Le rôle de la CNCIS aurait pu être renforcé de façon considérable à la
fin de l’année 2014 si la loi de programmation militaire 3 (LPM) lui avait
attribué le contrôle des données techniques de connexion dans le cadre,
élargi, de la loi de 1991. Mais l’article 20 de la LPM a confié cette charge
à une « personnalité qualifiée » nommée par le Premier ministre (sur
proposition de la CNCIS) pour procéder au contrôle des demandes
de données techniques de connexion 4 par les autorités exécutives.

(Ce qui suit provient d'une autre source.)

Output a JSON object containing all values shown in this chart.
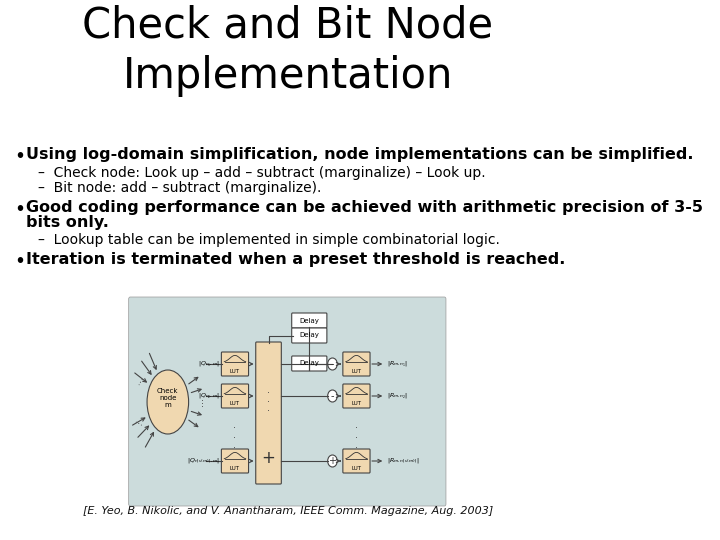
{
  "title_line1": "Check and Bit Node",
  "title_line2": "Implementation",
  "title_fontsize": 30,
  "bg_color": "#ffffff",
  "bullet1_bold": "Using log-domain simplification, node implementations can be simplified.",
  "bullet1_sub1": "Check node: Look up – add – subtract (marginalize) – Look up.",
  "bullet1_sub2": "Bit node: add – subtract (marginalize).",
  "bullet2_bold_part1": "Good coding performance can be achieved with arithmetic precision of 3-5",
  "bullet2_bold_part2": "bits only.",
  "bullet2_sub1": "Lookup table can be implemented in simple combinatorial logic.",
  "bullet3_bold": "Iteration is terminated when a preset threshold is reached.",
  "diagram_bg": "#ccdcdc",
  "lut_box_color": "#f0d8b0",
  "delay_box_color": "#ffffff",
  "node_ellipse_color": "#f0d8b0",
  "citation": "[E. Yeo, B. Nikolic, and V. Anantharam, IEEE Comm. Magazine, Aug. 2003]",
  "bullet_fontsize": 11.5,
  "sub_fontsize": 10,
  "citation_fontsize": 8,
  "text_color": "#000000",
  "diagram_line_color": "#444444"
}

Parce qu’elles s’appuient sur les principes de légalité (conformité de la
demande aux motifs inscrits dans la loi), de proportionnalité (rapport
entre le risque encouru supposé et l’atteinte à la vie privée) et de subsidiarité (possibilité éventuelle d’emploi alternatif d’autres moyens), les
décisions de la CNCIS démontrent clairement qu’elle œuvre au quotidien
en faveur de « l’équilibre », le Conseil d’État ayant déclaré en septembre
2014 qu’il souhaitait d’ailleurs une extension très ample de sa capacité de
contrôle 5. Demain la « personnalité qualifiée » créée par la LPM de 2013

1) Sébastien-Yves Laurent, Pour une véritable politique publique du renseignement, Paris,
Institut Montaigne, 2014, p. 54.
2) Ce qui a représenté une croissance notable, car un même individu peut avoir plusieurs
lignes.
3) Loi no 2013-1168 du 18 décembre 2013 relative à la programmation militaire pour les
années 2014 à 2019.
4) Les données techniques de communication ou de connexion sont en fait ce que l’on
appelle aussi des « méta-données », ainsi qu’on le verra plus loin.
5) Conseil d’État, Le numérique et les droits fondamentaux, Paris, Documentation française, « Les rapports du Conseil d’État », 2014, p. 30.